Automobile and Trailer Travel Magazine
Author:
Publisher:
Published: 1941
Total Pages: 566
ISBN-13:
DOWNLOAD EBOOKRead and Download eBook Full
Author:
Publisher:
Published: 1941
Total Pages: 566
ISBN-13:
DOWNLOAD EBOOKAuthor: Bryan Burkhart
Publisher: Gibbs Smith
Published: 2002
Total Pages: 157
ISBN-13: 1586851578
DOWNLOAD EBOOKWith linen postcards of trailer camps and auto courts, campy family photos, and ads dating back to the 1920s, "Trailer Travel" is the perfect complement to a new TV documentary on the colorful history of America's fascination with life on the road. 150 photos in color and b&w.
Author:
Publisher:
Published: 1949
Total Pages: 12
ISBN-13:
DOWNLOAD EBOOKAuthor: United States. Foreign and Domestic Commerce Bureau
Publisher:
Published: 1949
Total Pages: 12
ISBN-13:
DOWNLOAD EBOOKAuthor: United States. Bureau of Foreign and Domestic Commerce
Publisher:
Published: 1946
Total Pages: 10
ISBN-13:
DOWNLOAD EBOOKAuthor:
Publisher:
Published: 1954
Total Pages: 12
ISBN-13:
DOWNLOAD EBOOKAuthor: United States. Bureau of Foreign and Domestic Commerce
Publisher:
Published: 1941
Total Pages: 206
ISBN-13:
DOWNLOAD EBOOKAuthor: United States.

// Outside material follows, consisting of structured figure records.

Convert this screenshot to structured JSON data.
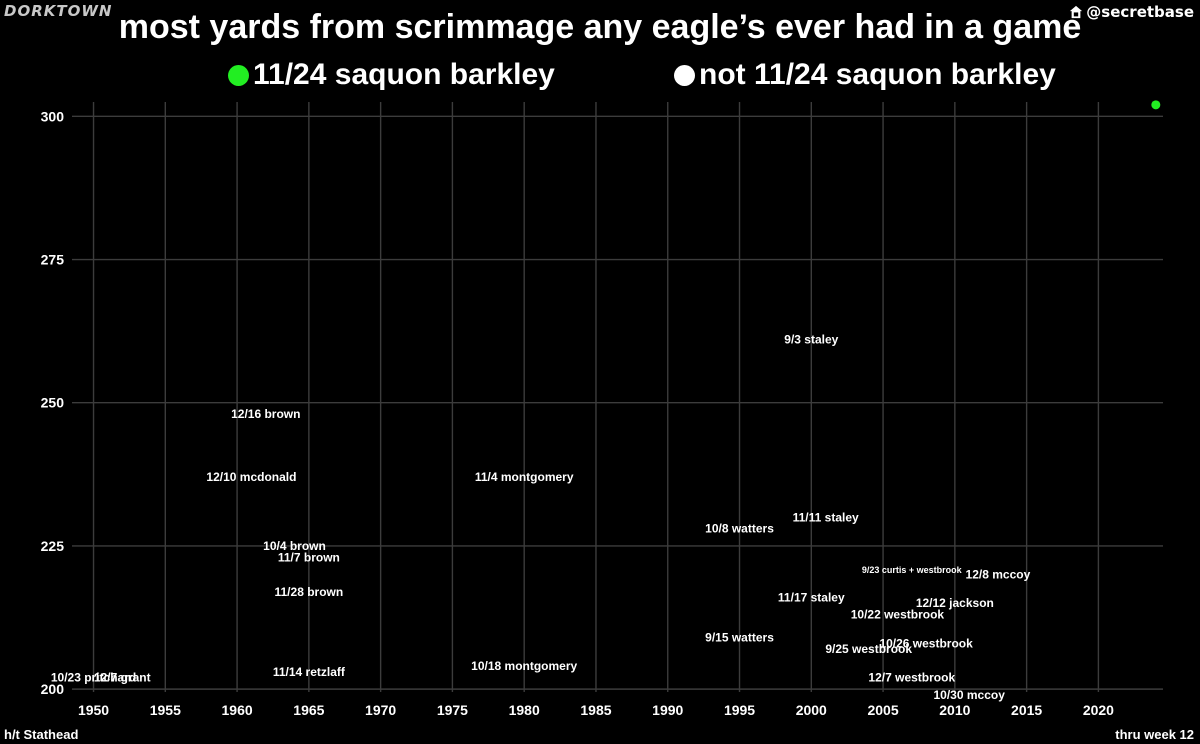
{
  "header": {
    "brand": "DORKTOWN",
    "handle": "@secretbase",
    "handle_icon": "house-icon"
  },
  "footer": {
    "left": "h/t Stathead",
    "right": "thru week 12"
  },
  "colors": {
    "background": "#000000",
    "highlight": "#22ee22",
    "points": "#ffffff",
    "grid": "#3c3c3c"
  },
  "chart_data": {
    "type": "scatter",
    "title": "most yards from scrimmage any eagle’s ever had in a game",
    "xlabel": "",
    "ylabel": "",
    "xlim": [
      1948.5,
      2024.5
    ],
    "ylim": [
      199.5,
      302.5
    ],
    "xticks": [
      1950,
      1955,
      1960,
      1965,
      1970,
      1975,
      1980,
      1985,
      1990,
      1995,
      2000,
      2005,
      2010,
      2015,
      2020
    ],
    "yticks": [
      200,
      225,
      250,
      275,
      300
    ],
    "grid": true,
    "legend": [
      {
        "label": "11/24 saquon barkley",
        "color": "#22ee22"
      },
      {
        "label": "not 11/24 saquon barkley",
        "color": "#ffffff"
      }
    ],
    "series": [
      {
        "name": "11/24 saquon barkley",
        "points": [
          {
            "x": 2024,
            "y": 302
          }
        ]
      },
      {
        "name": "not 11/24 saquon barkley",
        "points": [
          {
            "x": 2000,
            "y": 261,
            "label": "9/3 staley"
          },
          {
            "x": 1962,
            "y": 248,
            "label": "12/16 brown"
          },
          {
            "x": 1961,
            "y": 237,
            "label": "12/10 mcdonald"
          },
          {
            "x": 1980,
            "y": 237,
            "label": "11/4 montgomery"
          },
          {
            "x": 2001,
            "y": 230,
            "label": "11/11 staley"
          },
          {
            "x": 1995,
            "y": 228,
            "label": "10/8 watters"
          },
          {
            "x": 1964,
            "y": 225,
            "label": "10/4 brown"
          },
          {
            "x": 1965,
            "y": 223,
            "label": "11/7 brown"
          },
          {
            "x": 2007,
            "y": 221,
            "label": "9/23 curtis + westbrook",
            "small": true
          },
          {
            "x": 2013,
            "y": 220,
            "label": "12/8 mccoy"
          },
          {
            "x": 1965,
            "y": 217,
            "label": "11/28 brown"
          },
          {
            "x": 2000,
            "y": 216,
            "label": "11/17 staley"
          },
          {
            "x": 2010,
            "y": 215,
            "label": "12/12 jackson"
          },
          {
            "x": 2006,
            "y": 213,
            "label": "10/22 westbrook"
          },
          {
            "x": 1995,
            "y": 209,
            "label": "9/15 watters"
          },
          {
            "x": 2008,
            "y": 208,
            "label": "10/26 westbrook"
          },
          {
            "x": 2004,
            "y": 207,
            "label": "9/25 westbrook"
          },
          {
            "x": 1980,
            "y": 204,
            "label": "10/18 montgomery"
          },
          {
            "x": 1965,
            "y": 203,
            "label": "11/14 retzlaff"
          },
          {
            "x": 1950,
            "y": 202,
            "label": "10/23 pritchard"
          },
          {
            "x": 1952,
            "y": 202,
            "label": "12/7 grant"
          },
          {
            "x": 2007,
            "y": 202,
            "label": "12/7 westbrook"
          },
          {
            "x": 2011,
            "y": 199,
            "label": "10/30 mccoy"
          }
        ]
      }
    ]
  }
}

Bureau of Foreign and Domestic Commerce
Publisher:
Published: 1942
Total Pages: 88
ISBN-13:
DOWNLOAD EBOOKAuthor: Allan D. Wallis
Publisher: JHU Press
Published: 1997-06-19
Total Pages: 300
ISBN-13: 9780801856419
DOWNLOAD EBOOKA lively and informative history of the mobile home in the United States over six decades—extensively illustrated with period photographs and vivid portraits of the people who live in mobile homes and the industry pioneers who designed and built them. In Wheel Estate, Allan Wallis offers a lively and informative history of the mobile home in the United States over six decades. His colorful account, extensively illustrated with period photographs and vivid portraits of the people who live in mobile homes and the industry pioneers who designed and built them, will inform and amuse anyone curious about this American phenomenon. Beginning with the travel trailers of the late 1920s and 1930s—with models that were built like yachts or unfolded like Polaroid cameras—Wallis moves through the World War II era, when the industry mushroomed as trailers became homes for thousands of defense workers, to the post war era, when trailers became year-round housing. The industry responded with new models—now called mobile homes—that tried to strike a balance between house and vehicle, even as owners built their own often fanciful additions (including one mobile home complete with Egyptian pylons). Carrying the story up to the present, Wallis links the need for mobile homes to continuing housing crises. He traces regulations and reforms aimed at "linear living," arguing in the end that manufactured housing remains distinctively American and embodies fundamental national ideas of home and community.